What is interesting is that the boom of popularity of the Olympics has coincided with the development of the Games as a global brand and has caused an accelerated race to capture victory, sometimes at any cost. The current era of Olympic Games has become a beast of an athletic contest: more countries are represented, training schedules have gotten increasingly regimented, incidents of doping are becoming more widespread and perhaps most importantly, technology has provided athletes with the opportunities to develop themselves as unique brands through self-expression.

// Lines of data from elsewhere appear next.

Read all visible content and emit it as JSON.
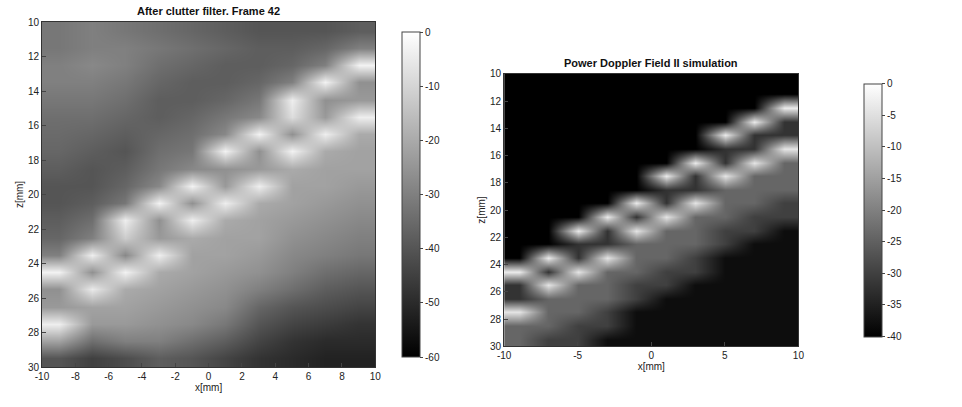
{
  "chart_data": [
    {
      "type": "heatmap",
      "title": "After clutter filter. Frame 42",
      "x_label": "x[mm]",
      "y_label": "z[mm]",
      "xlim": [
        -10,
        10
      ],
      "ylim": [
        30,
        10
      ],
      "xticks": [
        -10,
        -8,
        -6,
        -4,
        -2,
        0,
        2,
        4,
        6,
        8,
        10
      ],
      "yticks": [
        10,
        12,
        14,
        16,
        18,
        20,
        22,
        24,
        26,
        28,
        30
      ],
      "colorbar_range": [
        -60,
        0
      ],
      "colorbar_ticks": [
        0,
        -10,
        -20,
        -30,
        -40,
        -50,
        -60
      ],
      "x": [
        -9,
        -7,
        -5,
        -3,
        -1,
        1,
        3,
        5,
        7,
        9
      ],
      "y": [
        10.5,
        11.5,
        12.5,
        13.5,
        14.5,
        15.5,
        16.5,
        17.5,
        18.5,
        19.5,
        20.5,
        21.5,
        22.5,
        23.5,
        24.5,
        25.5,
        26.5,
        27.5,
        28.5,
        29.5
      ],
      "cells": [
        [
          -32,
          -30,
          -32,
          -34,
          -36,
          -38,
          -40,
          -40,
          -40,
          -38
        ],
        [
          -32,
          -30,
          -30,
          -32,
          -34,
          -36,
          -38,
          -38,
          -36,
          -30
        ],
        [
          -30,
          -28,
          -30,
          -34,
          -36,
          -38,
          -38,
          -36,
          -30,
          -3
        ],
        [
          -30,
          -30,
          -32,
          -36,
          -38,
          -38,
          -36,
          -30,
          -3,
          -26
        ],
        [
          -32,
          -32,
          -34,
          -38,
          -38,
          -36,
          -32,
          -4,
          -26,
          -24
        ],
        [
          -34,
          -34,
          -36,
          -38,
          -36,
          -32,
          -28,
          -8,
          -24,
          -4
        ],
        [
          -35,
          -36,
          -38,
          -36,
          -34,
          -28,
          -3,
          -26,
          -4,
          -20
        ],
        [
          -36,
          -38,
          -40,
          -34,
          -32,
          -3,
          -26,
          -3,
          -20,
          -22
        ],
        [
          -38,
          -40,
          -38,
          -32,
          -28,
          -26,
          -24,
          -20,
          -22,
          -22
        ],
        [
          -40,
          -40,
          -36,
          -28,
          -3,
          -24,
          -4,
          -22,
          -22,
          -24
        ],
        [
          -40,
          -38,
          -32,
          -3,
          -26,
          -4,
          -20,
          -22,
          -24,
          -26
        ],
        [
          -38,
          -34,
          -4,
          -26,
          -4,
          -20,
          -22,
          -24,
          -26,
          -28
        ],
        [
          -36,
          -30,
          -12,
          -24,
          -20,
          -22,
          -22,
          -26,
          -28,
          -30
        ],
        [
          -30,
          -4,
          -28,
          -4,
          -22,
          -22,
          -24,
          -28,
          -30,
          -32
        ],
        [
          -3,
          -26,
          -3,
          -20,
          -22,
          -24,
          -26,
          -30,
          -34,
          -36
        ],
        [
          -26,
          -5,
          -20,
          -22,
          -24,
          -26,
          -30,
          -34,
          -38,
          -40
        ],
        [
          -24,
          -22,
          -22,
          -24,
          -26,
          -28,
          -36,
          -40,
          -42,
          -44
        ],
        [
          -4,
          -24,
          -24,
          -26,
          -28,
          -32,
          -40,
          -44,
          -46,
          -48
        ],
        [
          -22,
          -34,
          -30,
          -30,
          -34,
          -38,
          -44,
          -48,
          -50,
          -50
        ],
        [
          -40,
          -45,
          -42,
          -38,
          -40,
          -44,
          -48,
          -50,
          -52,
          -52
        ]
      ]
    },
    {
      "type": "heatmap",
      "title": "Power Doppler Field II simulation",
      "x_label": "x[mm]",
      "y_label": "z[mm]",
      "xlim": [
        -10,
        10
      ],
      "ylim": [
        30,
        10
      ],
      "xticks": [
        -10,
        -5,
        0,
        5,
        10
      ],
      "yticks": [
        10,
        12,
        14,
        16,
        18,
        20,
        22,
        24,
        26,
        28,
        30
      ],
      "colorbar_range": [
        -40,
        0
      ],
      "colorbar_ticks": [
        0,
        -5,
        -10,
        -15,
        -20,
        -25,
        -30,
        -35,
        -40
      ],
      "x": [
        -9,
        -7,
        -5,
        -3,
        -1,
        1,
        3,
        5,
        7,
        9
      ],
      "y": [
        10.5,
        11.5,
        12.5,
        13.5,
        14.5,
        15.5,
        16.5,
        17.5,
        18.5,
        19.5,
        20.5,
        21.5,
        22.5,
        23.5,
        24.5,
        25.5,
        26.5,
        27.5,
        28.5,
        29.5
      ],
      "cells": [
        [
          -40,
          -40,
          -40,
          -40,
          -40,
          -40,
          -40,
          -40,
          -40,
          -40
        ],
        [
          -40,
          -40,
          -40,
          -40,
          -40,
          -40,
          -40,
          -40,
          -40,
          -40
        ],
        [
          -40,
          -40,
          -40,
          -40,
          -40,
          -40,
          -40,
          -40,
          -40,
          -3
        ],
        [
          -40,
          -40,
          -40,
          -40,
          -40,
          -40,
          -40,
          -40,
          -3,
          -32
        ],
        [
          -40,
          -40,
          -40,
          -40,
          -40,
          -40,
          -40,
          -3,
          -32,
          -32
        ],
        [
          -40,
          -40,
          -40,
          -40,
          -40,
          -40,
          -40,
          -32,
          -32,
          -4
        ],
        [
          -40,
          -40,
          -40,
          -40,
          -40,
          -40,
          -3,
          -32,
          -4,
          -24
        ],
        [
          -40,
          -40,
          -40,
          -40,
          -40,
          -3,
          -32,
          -4,
          -24,
          -24
        ],
        [
          -40,
          -40,
          -40,
          -40,
          -40,
          -32,
          -32,
          -24,
          -24,
          -24
        ],
        [
          -40,
          -40,
          -40,
          -40,
          -3,
          -32,
          -4,
          -24,
          -24,
          -30
        ],
        [
          -40,
          -40,
          -40,
          -3,
          -32,
          -4,
          -24,
          -24,
          -30,
          -30
        ],
        [
          -40,
          -40,
          -3,
          -32,
          -4,
          -24,
          -24,
          -30,
          -30,
          -38
        ],
        [
          -40,
          -40,
          -32,
          -32,
          -24,
          -24,
          -24,
          -30,
          -38,
          -38
        ],
        [
          -40,
          -3,
          -32,
          -4,
          -24,
          -24,
          -30,
          -38,
          -38,
          -38
        ],
        [
          -3,
          -32,
          -4,
          -24,
          -24,
          -30,
          -30,
          -38,
          -38,
          -38
        ],
        [
          -32,
          -4,
          -24,
          -24,
          -30,
          -30,
          -38,
          -38,
          -38,
          -38
        ],
        [
          -32,
          -24,
          -24,
          -24,
          -30,
          -38,
          -38,
          -38,
          -38,
          -38
        ],
        [
          -4,
          -24,
          -24,
          -30,
          -38,
          -38,
          -38,
          -38,
          -38,
          -38
        ],
        [
          -24,
          -24,
          -30,
          -30,
          -38,
          -38,
          -38,
          -38,
          -38,
          -38
        ],
        [
          -24,
          -30,
          -30,
          -38,
          -38,
          -38,
          -38,
          -38,
          -38,
          -38
        ]
      ]
    }
  ]
}
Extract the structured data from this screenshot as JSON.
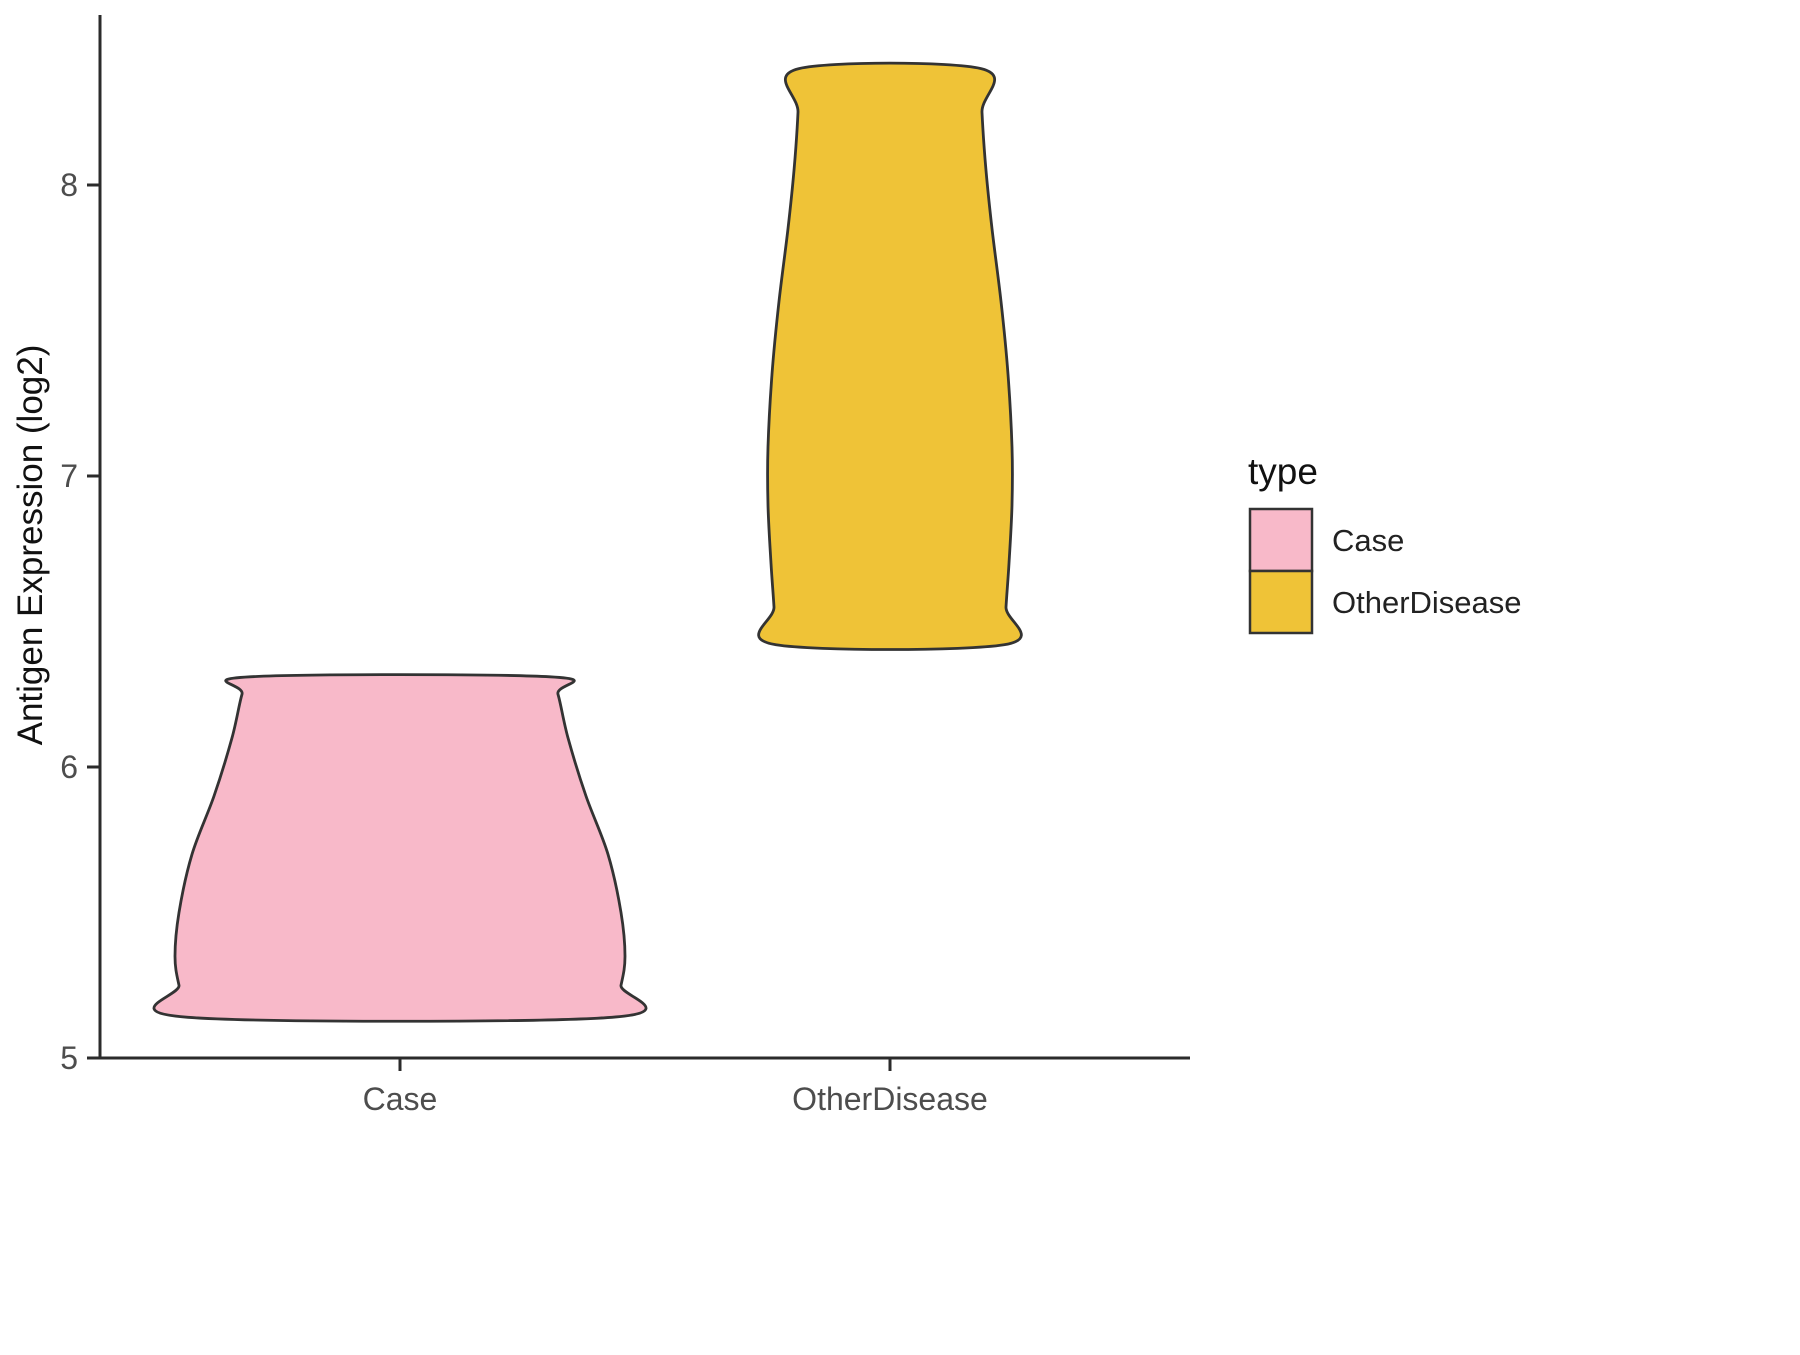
{
  "chart_data": {
    "type": "violin",
    "title": "",
    "xlabel": "",
    "ylabel": "Antigen Expression (log2)",
    "categories": [
      "Case",
      "OtherDisease"
    ],
    "yticks": [
      5,
      6,
      7,
      8
    ],
    "ylim": [
      5,
      8.6
    ],
    "grid": false,
    "background": "#ffffff",
    "axis_color": "#2b2b2b",
    "legend": {
      "title": "type",
      "position": "right",
      "entries": [
        {
          "label": "Case",
          "color": "#F8B9C9"
        },
        {
          "label": "OtherDisease",
          "color": "#EFC337"
        }
      ]
    },
    "profile_format": "[y_value, halfwidth_px] density outline, mirrored about category center",
    "series": [
      {
        "name": "Case",
        "fill": "#F8B9C9",
        "outline": "#333333",
        "value_range": [
          5.14,
          6.31
        ],
        "profile": [
          [
            6.31,
            150
          ],
          [
            6.25,
            158
          ],
          [
            6.1,
            168
          ],
          [
            5.9,
            186
          ],
          [
            5.7,
            208
          ],
          [
            5.5,
            221
          ],
          [
            5.35,
            225
          ],
          [
            5.25,
            221
          ],
          [
            5.14,
            212
          ]
        ]
      },
      {
        "name": "OtherDisease",
        "fill": "#EFC337",
        "outline": "#333333",
        "value_range": [
          6.42,
          8.4
        ],
        "profile": [
          [
            8.4,
            91
          ],
          [
            8.25,
            92
          ],
          [
            8.05,
            96
          ],
          [
            7.85,
            102
          ],
          [
            7.6,
            111
          ],
          [
            7.35,
            118
          ],
          [
            7.1,
            122
          ],
          [
            6.9,
            122
          ],
          [
            6.7,
            119
          ],
          [
            6.55,
            116
          ],
          [
            6.42,
            114
          ]
        ]
      }
    ]
  }
}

The strong action by Greece’s Olympic mission shows the heavy influence social media has in society
Our current social media environment has made the four years since the 2008 Beijing Games seem like the evolution of life from the K-T boundary to the appearance of primates. Athletes can now interact with fans from practically any location on Earth. Most Tweets are inconsequential and often times overlooked, but at times interaction without discretion or careful consideration can lead to harsh consequences. In the case of Papachristou, the same discipline used in her physical and mental preparation for the Games should have be exercised in the social media arena, if she knew her Olympic committee’s policy on social media beforehand.
With that being said, there seems to be a bigger issue at hand: who controls freedom of speech on the global stage? How much interpretation of policy should the national delegations be permitted? Is there a ‘checks and balances’ system? Whether you agree or disagree with the decision to ban Papachristou from the Games, you cannot ignore the fact that this will by no means be an isolated incident until the grey areas of global Olympic social media regulation are refined and expanded to all delegations. Hopefully the IOC takes a proactive stance and develops a strict adherent policy that doesn’t impinge on beneficial fan outreach of Olympians in the future.